Goldman will replace JP Morgan as UKFI's privatisation adviser, and will assist the Treasury agency with its plans for placing billions of pounds of shares in Lloyds Banking Group and RBS.

Sources said Goldman - like JP Morgan before it - would be paid for its work with UKFI, although that may involve a discount to its usual commercial fee, in line with much of the work done for the Government on asset privatisations in recent months.

The Conservatives committed during the General Election campaign to launching a retail offering of Lloyds shares within 12 months, with bonus shares offered to investors who retain their stakes for a minimum period.

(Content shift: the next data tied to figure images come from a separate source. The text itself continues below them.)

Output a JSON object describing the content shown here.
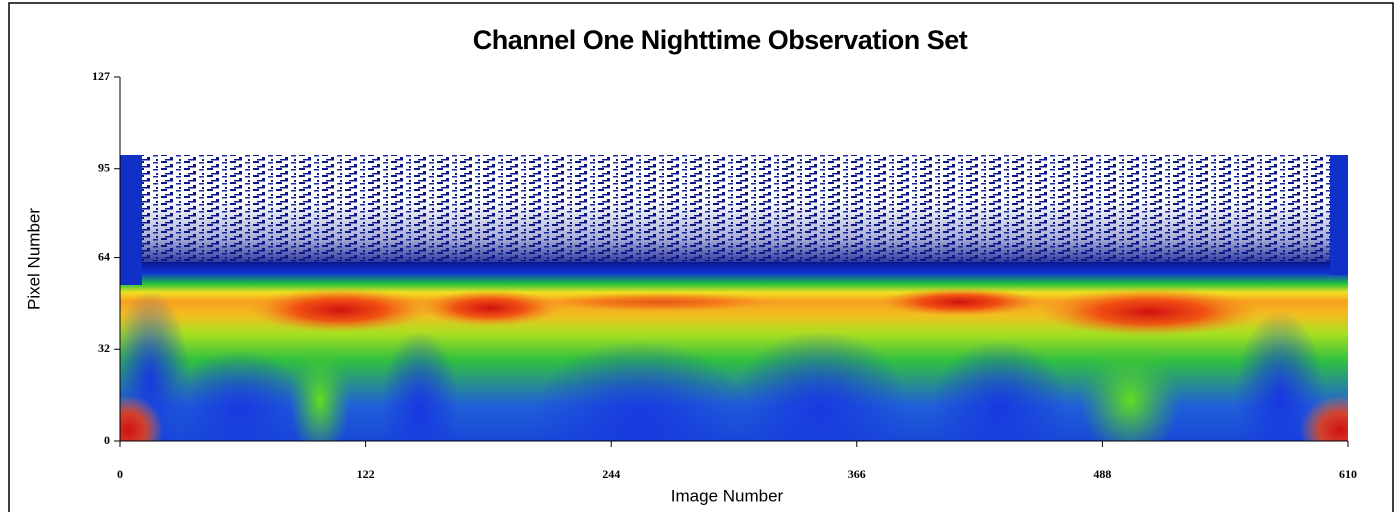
{
  "chart_data": {
    "type": "heatmap",
    "title": "Channel One Nighttime Observation Set",
    "x_label": "Image Number",
    "y_label": "Pixel Number",
    "xlim": [
      0,
      610
    ],
    "ylim": [
      0,
      127
    ],
    "xticks": [
      0,
      122,
      244,
      366,
      488,
      610
    ],
    "yticks": [
      0,
      32,
      64,
      95,
      127
    ]
  }
}
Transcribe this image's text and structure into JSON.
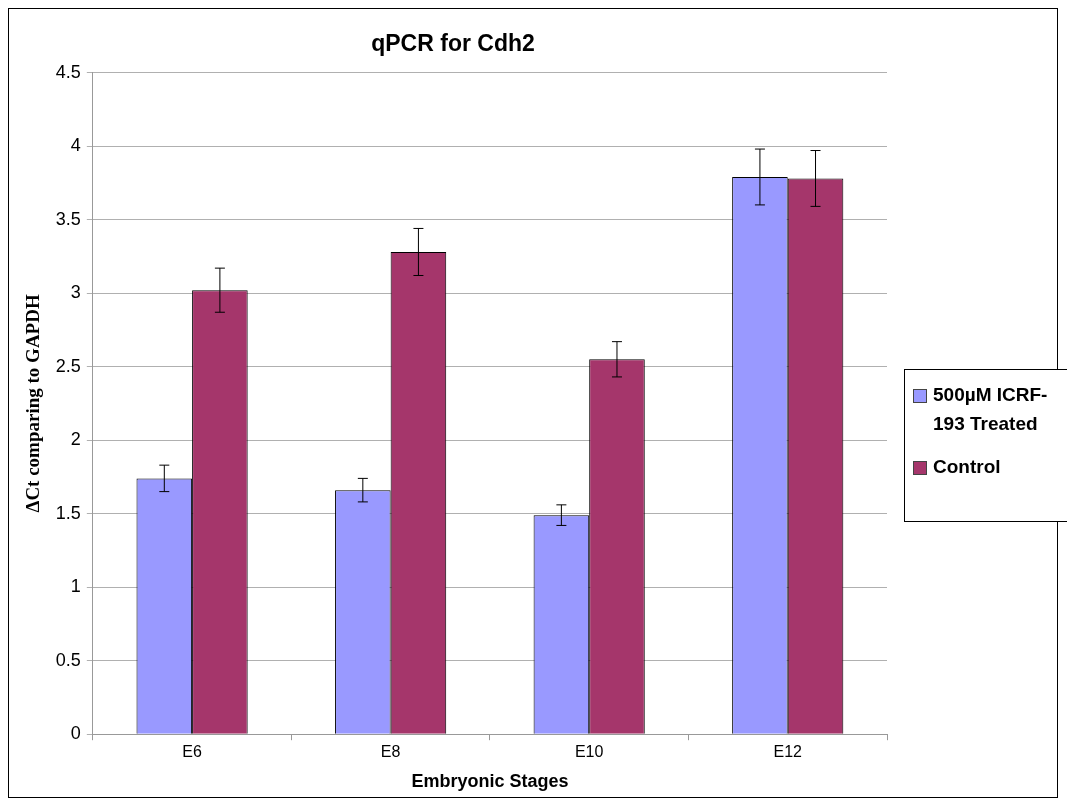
{
  "chart_data": {
    "type": "bar",
    "title": "qPCR for Cdh2",
    "xlabel": "Embryonic Stages",
    "ylabel": "ΔCt comparing to GAPDH",
    "categories": [
      "E6",
      "E8",
      "E10",
      "E12"
    ],
    "series": [
      {
        "name": "500µM ICRF-193 Treated",
        "color": "#9999ff",
        "values": [
          1.74,
          1.66,
          1.49,
          3.79
        ],
        "errors": [
          0.09,
          0.08,
          0.07,
          0.19
        ]
      },
      {
        "name": "Control",
        "color": "#a5366b",
        "values": [
          3.02,
          3.28,
          2.55,
          3.78
        ],
        "errors": [
          0.15,
          0.16,
          0.12,
          0.19
        ]
      }
    ],
    "ylim": [
      0,
      4.5
    ],
    "yticks": [
      0,
      0.5,
      1,
      1.5,
      2,
      2.5,
      3,
      3.5,
      4,
      4.5
    ],
    "grid": "y",
    "legend": "right"
  }
}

Outlining his plans for RBS in a speech at the City’s Mansion House last week, Mr Osborne described the lender as "the hardest nut to crack", adding:

"I was not responsible for the bailout of RBS or the price paid then for shares bought by the taxpayer: but I am responsible for getting the best deal now for the taxpayer and doing whatever I can to support the British economy.

"There is no doubt that starting to sell the Government’s stake in RBS is the right thing to do on both counts."

The Chancellor pointed to advice from the investment bank Rothschild and Mark Carney, the Bank of England Governor, that further delaying the sale made little sense, even though a disposal of taxpayers' 78% stake in RBS at the current share price would result in a £7bn loss.

Rothschild's report suggested that when fees paid to the Treasury by rescued banks were taken into account, taxpayers could make an aggregate £14bn profit if the remaining stakes in Lloyds and RBS were sold at their current levels.

The appointment of Goldman comes as RBS overhauls its own City relationships, with Bank of America Merrill Lynch expected to replace UBS (NYSEArca: FBGX - news) as one of the taxpayer-backed lender’s corporate brokers.

Jim O'Neil, a respected investment banker who previously ran UKFI, will be among the key figures overseeing the relationship if the move is confirmed.

Spokesmen for both UKFI and Goldman declined to comment on Thursday.